Course will cover circuits and sensors used to measure physiological systems at an advanced level. Both signal conditioning and sensor characteristics will be addressed. Topics will include measurement of strain, pressure, flow, temperature, biopotentials, and physical circuit construction. The co-requisite laboratory will focus on the practical implementation of electronic devices for biomedical measurements.
This course is a sequel to AME262/ECE475/TEE475 Audio Software Design I. The first part of the course will explore designing audio plug-ins with Faust (Function AUdio STream), which is a high-level functional programming language designed for real-time audio digital signal processing (DSP) and sound synthesis. Students will learn how to design plug-ins for Pro Tools, Logic and other digital audio workstations (DAWs). The second part of the course will focus on audio programming for iOS apps in Swift, which is the new programming language for iOS and OS X. Students will learn how to make musical apps with the sound engine libpd, which turns Pure Data (Pd) into an embeddable library. A special topic will introduce audio programming for video games with Wwise and FMod.

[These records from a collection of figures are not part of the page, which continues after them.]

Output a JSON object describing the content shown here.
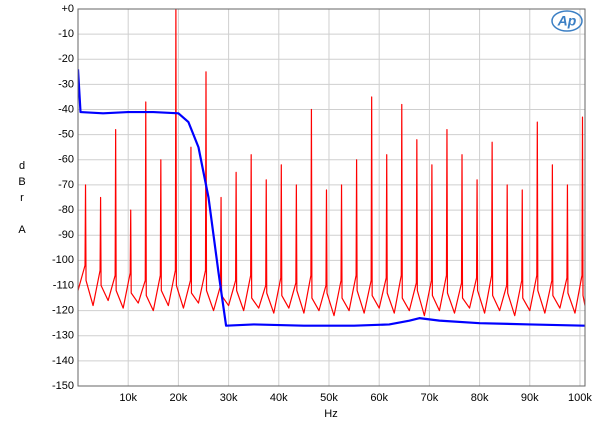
{
  "chart_data": {
    "type": "line",
    "x_label": "Hz",
    "y_label": "dBr A",
    "logo": "Ap",
    "xlim": [
      0,
      101000
    ],
    "ylim": [
      -150,
      0
    ],
    "xticks": [
      {
        "value": 10000,
        "label": "10k"
      },
      {
        "value": 20000,
        "label": "20k"
      },
      {
        "value": 30000,
        "label": "30k"
      },
      {
        "value": 40000,
        "label": "40k"
      },
      {
        "value": 50000,
        "label": "50k"
      },
      {
        "value": 60000,
        "label": "60k"
      },
      {
        "value": 70000,
        "label": "70k"
      },
      {
        "value": 80000,
        "label": "80k"
      },
      {
        "value": 90000,
        "label": "90k"
      },
      {
        "value": 100000,
        "label": "100k"
      }
    ],
    "yticks": [
      {
        "value": 0,
        "label": "+0"
      },
      -10,
      -20,
      -30,
      -40,
      -50,
      -60,
      -70,
      -80,
      -90,
      -100,
      -110,
      -120,
      -130,
      -140,
      -150
    ],
    "grid": true,
    "series": [
      {
        "color": "#ff0000",
        "x": [
          0,
          1400,
          1500,
          1600,
          3000,
          4400,
          4500,
          4600,
          6000,
          7400,
          7500,
          7600,
          9000,
          10400,
          10500,
          10600,
          12000,
          13400,
          13500,
          13600,
          15000,
          16400,
          16500,
          16600,
          18000,
          19400,
          19500,
          19600,
          21000,
          22400,
          22500,
          22600,
          24000,
          25400,
          25500,
          25600,
          27000,
          28400,
          28500,
          28600,
          30000,
          31400,
          31500,
          31600,
          33000,
          34400,
          34500,
          34600,
          36000,
          37400,
          37500,
          37600,
          39000,
          40400,
          40500,
          40600,
          42000,
          43400,
          43500,
          43600,
          45000,
          46400,
          46500,
          46600,
          48000,
          49400,
          49500,
          49600,
          51000,
          52400,
          52500,
          52600,
          54000,
          55400,
          55500,
          55600,
          57000,
          58400,
          58500,
          58600,
          60000,
          61400,
          61500,
          61600,
          63000,
          64400,
          64500,
          64600,
          66000,
          67400,
          67500,
          67600,
          69000,
          70400,
          70500,
          70600,
          72000,
          73400,
          73500,
          73600,
          75000,
          76400,
          76500,
          76600,
          78000,
          79400,
          79500,
          79600,
          81000,
          82400,
          82500,
          82600,
          84000,
          85400,
          85500,
          85600,
          87000,
          88400,
          88500,
          88600,
          90000,
          91400,
          91500,
          91600,
          93000,
          94400,
          94500,
          94600,
          96000,
          97400,
          97500,
          97600,
          99000,
          100400,
          100500,
          100600,
          101000
        ],
        "values": [
          -112,
          -102,
          -70,
          -108,
          -118,
          -104,
          -75,
          -110,
          -116,
          -106,
          -48,
          -112,
          -119,
          -105,
          -80,
          -113,
          -117,
          -108,
          -37,
          -114,
          -120,
          -106,
          -60,
          -112,
          -118,
          -104,
          0,
          -110,
          -119,
          -108,
          -55,
          -113,
          -117,
          -104,
          -25,
          -112,
          -120,
          -110,
          -75,
          -114,
          -118,
          -108,
          -65,
          -112,
          -120,
          -106,
          -58,
          -115,
          -119,
          -110,
          -68,
          -113,
          -121,
          -107,
          -62,
          -114,
          -119,
          -109,
          -70,
          -112,
          -121,
          -106,
          -40,
          -115,
          -120,
          -110,
          -72,
          -113,
          -122,
          -108,
          -70,
          -115,
          -120,
          -106,
          -60,
          -112,
          -121,
          -108,
          -35,
          -114,
          -119,
          -107,
          -58,
          -113,
          -121,
          -106,
          -38,
          -115,
          -120,
          -109,
          -52,
          -112,
          -122,
          -108,
          -62,
          -114,
          -120,
          -106,
          -48,
          -113,
          -121,
          -109,
          -58,
          -115,
          -119,
          -107,
          -68,
          -112,
          -121,
          -106,
          -53,
          -114,
          -120,
          -110,
          -70,
          -113,
          -122,
          -108,
          -72,
          -115,
          -120,
          -106,
          -45,
          -112,
          -121,
          -108,
          -62,
          -114,
          -119,
          -107,
          -70,
          -113,
          -121,
          -106,
          -43,
          -114,
          -118
        ]
      },
      {
        "color": "#0000ff",
        "x": [
          0,
          500,
          5000,
          10000,
          15000,
          20000,
          22000,
          24000,
          26000,
          28000,
          29500,
          35000,
          45000,
          55000,
          62000,
          66000,
          68000,
          72000,
          80000,
          90000,
          101000
        ],
        "values": [
          -24,
          -41,
          -41.5,
          -41,
          -41,
          -41.5,
          -45,
          -55,
          -75,
          -105,
          -126,
          -125.5,
          -126,
          -126,
          -125.5,
          -124,
          -123,
          -124,
          -125,
          -125.5,
          -126
        ]
      }
    ]
  }
}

Up until now CMOS scaling has given us a remarkable ride with little concern for fundamental limits. It has scaled multiple generations in feature size and in speed while keeping the same power densities. However,CMOS finally encounters fundamental limits. The course is intended for students interested in research frontiers of future electronics technologies. The course begins with introduction to the basic physics of magnetism and of quantum mechanical spin. Then it covers aspects of spin transport with emphasis on spin-diffusion in semiconductors. The second part of the course is comprised of student and lecturer presentations of selected spintronics topics which may include: spin transistors, magnetic random access memories, spin-based logic paradigms, spin-based lasers and light emitting diodes, magnetic semiconductors, spin-torque devices for memory applications and the spin Hall effect.